The Snag airstrip, located about 15 miles east of the border town of Beaver Creek, Yukon, does not look like the coldest place in North America. It sits on a plateau above the White River, 1,925 feet above sea level. Since cold air acts like water and flows downhill, one might expect a lower temperature in a place like Fairbanks, which is about 450 feet above sea level. Despite its relative height, Snag is the all-time cold champion because of the terrain that surrounds it, Brader said.
"Snag is an elevated valley but a relative low spot compared to the surrounding area," he said.
Cold air that forms in the high peaks of the Wrangell and St. Elias mountains drains downhill and into the narrow White River basin, where the Snag airstrip is located. The high mountains also block the flow of warm, moist air from the ocean. That limits the formation of heat-trapping clouds over the White River basin, Brader said.

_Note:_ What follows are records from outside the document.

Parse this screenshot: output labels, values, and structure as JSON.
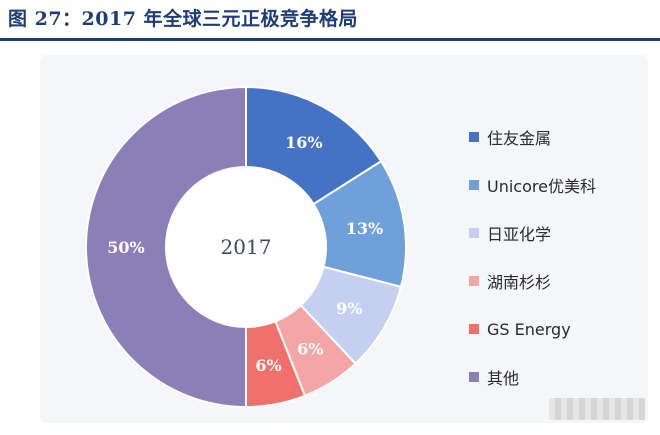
{
  "title": "图 27：2017 年全球三元正极竞争格局",
  "colors": {
    "title": "#1f3c78",
    "label_dark": "#ffffff",
    "center_text": "#3a4a6a"
  },
  "chart_data": {
    "type": "pie",
    "donut": true,
    "center_label": "2017",
    "legend_position": "right",
    "slices": [
      {
        "label": "住友金属",
        "value": 16,
        "value_label": "16%",
        "color": "#4472c4"
      },
      {
        "label": "Unicore优美科",
        "value": 13,
        "value_label": "13%",
        "color": "#70a0da"
      },
      {
        "label": "日亚化学",
        "value": 9,
        "value_label": "9%",
        "color": "#c5cff0"
      },
      {
        "label": "湖南杉杉",
        "value": 6,
        "value_label": "6%",
        "color": "#f4a6a6"
      },
      {
        "label": "GS Energy",
        "value": 6,
        "value_label": "6%",
        "color": "#f0706c"
      },
      {
        "label": "其他",
        "value": 50,
        "value_label": "50%",
        "color": "#8c7fb8"
      }
    ]
  }
}
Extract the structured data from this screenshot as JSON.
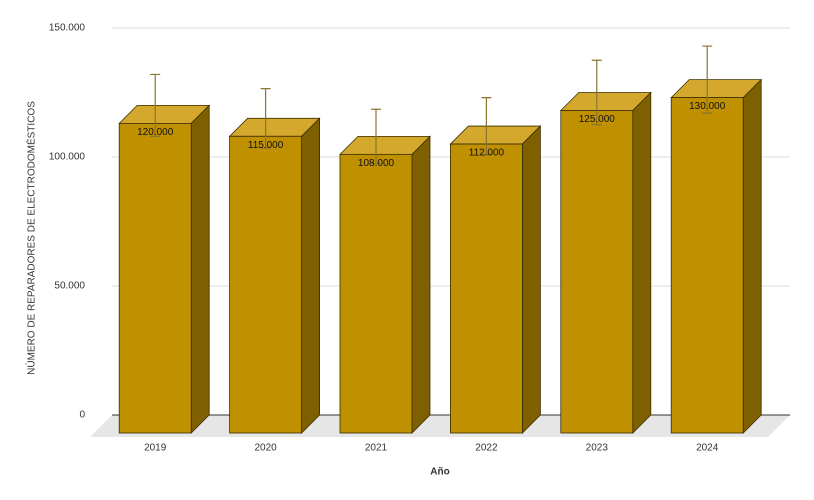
{
  "chart_data": {
    "type": "bar3d",
    "y_label": "NÚMERO DE REPARADORES DE ELECTRODOMÉSTICOS",
    "x_label": "Año",
    "categories": [
      "2019",
      "2020",
      "2021",
      "2022",
      "2023",
      "2024"
    ],
    "values": [
      120000,
      115000,
      108000,
      112000,
      125000,
      130000
    ],
    "value_labels": [
      "120.000",
      "115.000",
      "108.000",
      "112.000",
      "125.000",
      "130.000"
    ],
    "errors": [
      12000,
      11500,
      10500,
      11000,
      12500,
      13000
    ],
    "color": "#bf9000",
    "ylim": [
      0,
      150000
    ],
    "yticks": [
      {
        "value": 0,
        "label": "0"
      },
      {
        "value": 50000,
        "label": "50.000"
      },
      {
        "value": 100000,
        "label": "100.000"
      },
      {
        "value": 150000,
        "label": "150.000"
      }
    ],
    "grid": true
  }
}
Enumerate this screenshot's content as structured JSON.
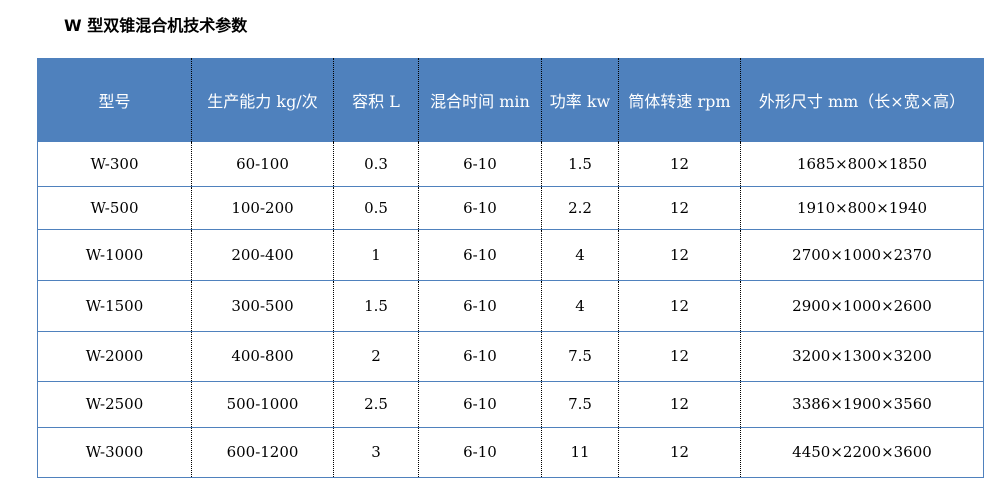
{
  "title": "W 型双锥混合机技术参数",
  "table": {
    "headers": [
      "型号",
      "生产能力 kg/次",
      "容积 L",
      "混合时间 min",
      "功率 kw",
      "筒体转速 rpm",
      "外形尺寸 mm（长×宽×高）"
    ],
    "rows": [
      [
        "W-300",
        "60-100",
        "0.3",
        "6-10",
        "1.5",
        "12",
        "1685×800×1850"
      ],
      [
        "W-500",
        "100-200",
        "0.5",
        "6-10",
        "2.2",
        "12",
        "1910×800×1940"
      ],
      [
        "W-1000",
        "200-400",
        "1",
        "6-10",
        "4",
        "12",
        "2700×1000×2370"
      ],
      [
        "W-1500",
        "300-500",
        "1.5",
        "6-10",
        "4",
        "12",
        "2900×1000×2600"
      ],
      [
        "W-2000",
        "400-800",
        "2",
        "6-10",
        "7.5",
        "12",
        "3200×1300×3200"
      ],
      [
        "W-2500",
        "500-1000",
        "2.5",
        "6-10",
        "7.5",
        "12",
        "3386×1900×3560"
      ],
      [
        "W-3000",
        "600-1200",
        "3",
        "6-10",
        "11",
        "12",
        "4450×2200×3600"
      ]
    ]
  },
  "colors": {
    "header_bg": "#4f81bd",
    "header_text": "#ffffff"
  }
}
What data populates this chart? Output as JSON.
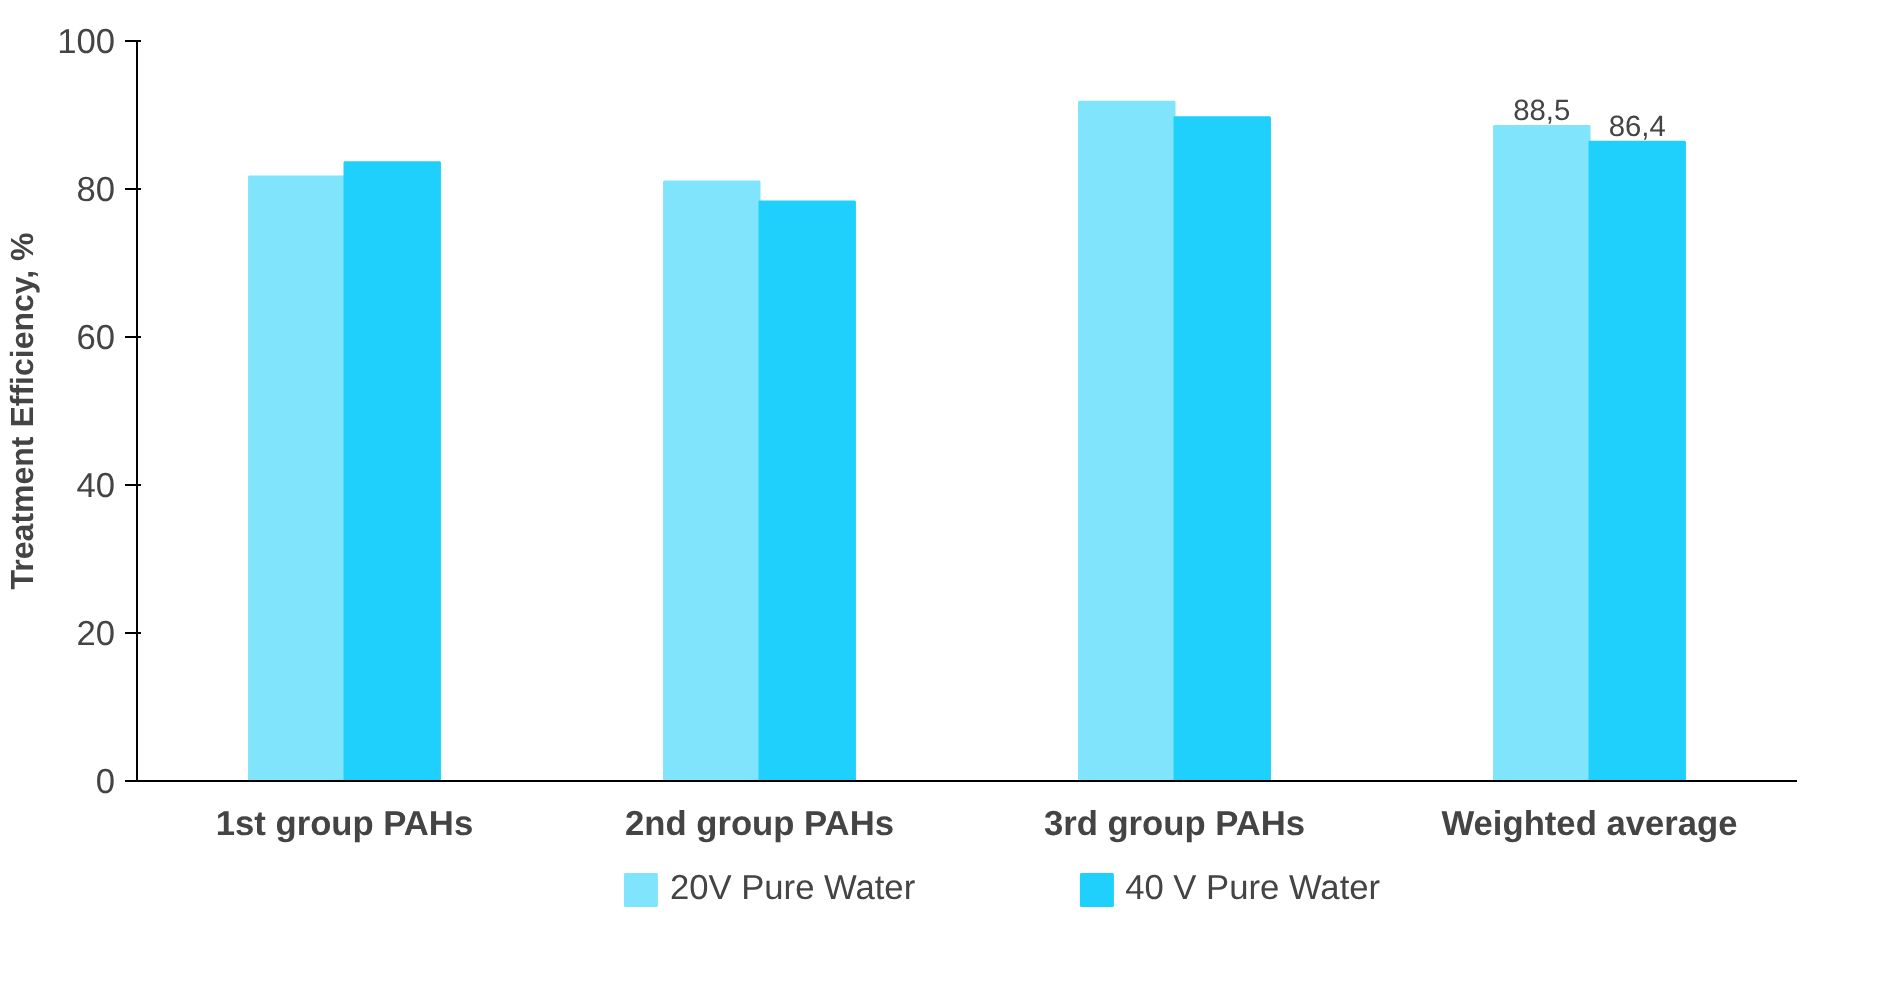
{
  "chart_data": {
    "type": "bar",
    "ylabel": "Treatment Efficiency, %",
    "categories": [
      "1st group PAHs",
      "2nd group PAHs",
      "3rd group PAHs",
      "Weighted average"
    ],
    "series": [
      {
        "name": "20V Pure Water",
        "color": "#80e4fc",
        "values": [
          81.7,
          81.0,
          91.8,
          88.5
        ],
        "value_labels": [
          null,
          null,
          null,
          "88,5"
        ]
      },
      {
        "name": "40 V Pure Water",
        "color": "#20d0fc",
        "values": [
          83.6,
          78.3,
          89.7,
          86.4
        ],
        "value_labels": [
          null,
          null,
          null,
          "86,4"
        ]
      }
    ],
    "ylim": [
      0,
      100
    ],
    "yticks": [
      0,
      20,
      40,
      60,
      80,
      100
    ],
    "grid": false,
    "legend": "bottom"
  }
}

On Feb. 3, 1947, there probably were colder spots than the Snag airfield, Brader said. One site may have been the Native village of Snag, about three miles north of the airfield at the low junction of Snag Creek and the White River. The village, which was home to about 10 people at the time, did not have an official thermometer.
"There probably were colder spots, but we don't have a lot of observing sites compared to the amount of area we have," Brader said. "As far as sites where observations were done, Snag was the coldest, but, undoubtedly, there were colder sites."
For the record, Alaska's coldest official temperatures on Feb. 3, 1947 reflected the cold dome of air that hung over Snag. Tanacross registered minus 75 degrees that day, Northway was shivering at minus 70 degrees, and Fort Yukon fell to minus 68 degrees one day later.
Since that February morning when the 26-year-old Blezard witnessed the coldest official thermometer reading in North America's written history, Alaska has come awfully close to beating the record. On Jan. 23, 1971, weather observers at Prospect Creek, a pipeline camp 25 miles southeast of Bettles, recorded Alaska's all-time low of minus 80 degrees. On that day, the temperature at Snag was unavailable; Canadians had abandoned the airstrip in 1967.